[OSM-legal-talk] Is the "data share-alike" road navigable?
Richard Fairhurst
richard at systemeD.net
Fri Mar 9 09:50:15 GMT 2007
Tom Chance wrote:
> Me, and yes, exactly. I would always distribute my end-result maps
> under
> share-alike because I want others to be able to build on my work,
> and to me
> it's very arbitrary and harmful to distinguish between the nodes
> +ways+areas
> data and the maps that get produced. Even the technical inability
> of people
> to amend my ethical maps of Reading is frustrating from that point
> of view.
I'd _hope_ that a well-drafted share-data licence would actually be
better for this.
Because CC-BY-SA doesn't require you to distribute the source,
someone who produced an ethical map of Borchester University using
OSM data could just publish it as a raster and a print-out, making it
hard to amend without manually tracing everything again.

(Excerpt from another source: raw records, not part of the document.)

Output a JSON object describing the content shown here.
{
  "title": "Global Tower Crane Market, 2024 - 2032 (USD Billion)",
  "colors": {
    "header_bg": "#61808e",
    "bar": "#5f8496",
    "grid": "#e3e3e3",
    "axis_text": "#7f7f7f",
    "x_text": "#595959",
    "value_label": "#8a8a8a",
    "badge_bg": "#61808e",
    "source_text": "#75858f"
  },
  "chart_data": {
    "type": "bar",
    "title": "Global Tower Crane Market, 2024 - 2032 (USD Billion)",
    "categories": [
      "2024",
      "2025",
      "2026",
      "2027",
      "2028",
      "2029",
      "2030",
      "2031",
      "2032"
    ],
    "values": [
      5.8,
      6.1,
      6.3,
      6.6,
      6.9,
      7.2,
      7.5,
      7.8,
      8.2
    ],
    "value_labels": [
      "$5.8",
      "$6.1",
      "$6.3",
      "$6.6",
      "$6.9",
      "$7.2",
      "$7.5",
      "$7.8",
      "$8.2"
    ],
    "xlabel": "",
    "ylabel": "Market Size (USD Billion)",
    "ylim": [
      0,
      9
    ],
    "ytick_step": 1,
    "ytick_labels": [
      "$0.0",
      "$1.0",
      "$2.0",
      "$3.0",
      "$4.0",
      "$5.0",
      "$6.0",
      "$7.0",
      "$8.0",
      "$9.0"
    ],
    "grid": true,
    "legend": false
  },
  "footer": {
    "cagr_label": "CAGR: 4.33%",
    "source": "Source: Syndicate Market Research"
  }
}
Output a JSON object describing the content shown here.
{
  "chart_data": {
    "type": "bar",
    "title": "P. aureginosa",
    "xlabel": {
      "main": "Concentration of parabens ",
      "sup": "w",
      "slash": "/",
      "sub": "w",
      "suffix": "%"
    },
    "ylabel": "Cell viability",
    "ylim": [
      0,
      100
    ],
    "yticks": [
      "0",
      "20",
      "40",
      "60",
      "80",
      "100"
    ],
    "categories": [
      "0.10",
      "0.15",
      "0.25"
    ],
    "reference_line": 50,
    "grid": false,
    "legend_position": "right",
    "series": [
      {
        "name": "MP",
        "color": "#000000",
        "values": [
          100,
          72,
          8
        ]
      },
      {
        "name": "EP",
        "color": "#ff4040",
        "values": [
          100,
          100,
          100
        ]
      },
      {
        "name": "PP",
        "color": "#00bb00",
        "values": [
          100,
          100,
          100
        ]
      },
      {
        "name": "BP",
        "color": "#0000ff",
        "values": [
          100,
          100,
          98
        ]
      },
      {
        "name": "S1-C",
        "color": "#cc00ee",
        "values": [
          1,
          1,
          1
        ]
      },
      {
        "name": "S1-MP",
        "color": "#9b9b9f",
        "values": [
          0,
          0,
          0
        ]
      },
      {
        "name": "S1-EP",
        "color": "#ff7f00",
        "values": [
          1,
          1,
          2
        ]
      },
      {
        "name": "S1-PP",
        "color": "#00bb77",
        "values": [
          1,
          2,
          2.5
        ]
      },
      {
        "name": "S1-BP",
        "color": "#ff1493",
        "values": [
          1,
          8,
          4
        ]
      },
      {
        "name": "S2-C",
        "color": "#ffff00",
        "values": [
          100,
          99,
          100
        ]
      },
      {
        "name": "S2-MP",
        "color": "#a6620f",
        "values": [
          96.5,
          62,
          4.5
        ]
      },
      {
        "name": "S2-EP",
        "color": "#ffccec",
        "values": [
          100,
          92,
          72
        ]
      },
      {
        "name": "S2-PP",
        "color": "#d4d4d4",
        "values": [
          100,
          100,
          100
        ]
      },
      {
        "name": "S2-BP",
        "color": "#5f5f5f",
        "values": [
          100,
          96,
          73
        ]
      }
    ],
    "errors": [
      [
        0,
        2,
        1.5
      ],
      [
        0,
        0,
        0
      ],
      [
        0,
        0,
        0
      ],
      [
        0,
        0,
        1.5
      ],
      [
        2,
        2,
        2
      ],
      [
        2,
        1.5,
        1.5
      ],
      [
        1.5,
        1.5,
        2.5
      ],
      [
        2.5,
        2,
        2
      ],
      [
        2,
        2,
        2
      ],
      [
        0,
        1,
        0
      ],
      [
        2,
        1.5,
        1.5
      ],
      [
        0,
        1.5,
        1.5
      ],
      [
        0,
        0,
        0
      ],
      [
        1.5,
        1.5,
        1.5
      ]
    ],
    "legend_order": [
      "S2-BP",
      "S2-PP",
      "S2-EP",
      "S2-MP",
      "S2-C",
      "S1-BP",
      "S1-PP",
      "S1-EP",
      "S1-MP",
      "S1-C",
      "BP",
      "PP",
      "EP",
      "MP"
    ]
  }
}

A well-drafted share-data licence would require the cartographer to
publish the data (maybe as .osm or .shp), so anyone wanting to amend
it would have a very significant advantage over the situation now.
And, of course, they could still publish the source for the 'art' bit
if they wanted.
In your case I guess you'd publish the source anyway, so it's a moot
point. But on a global level, share-data should make it easier for
people to do what you describe with OSM-derived maps.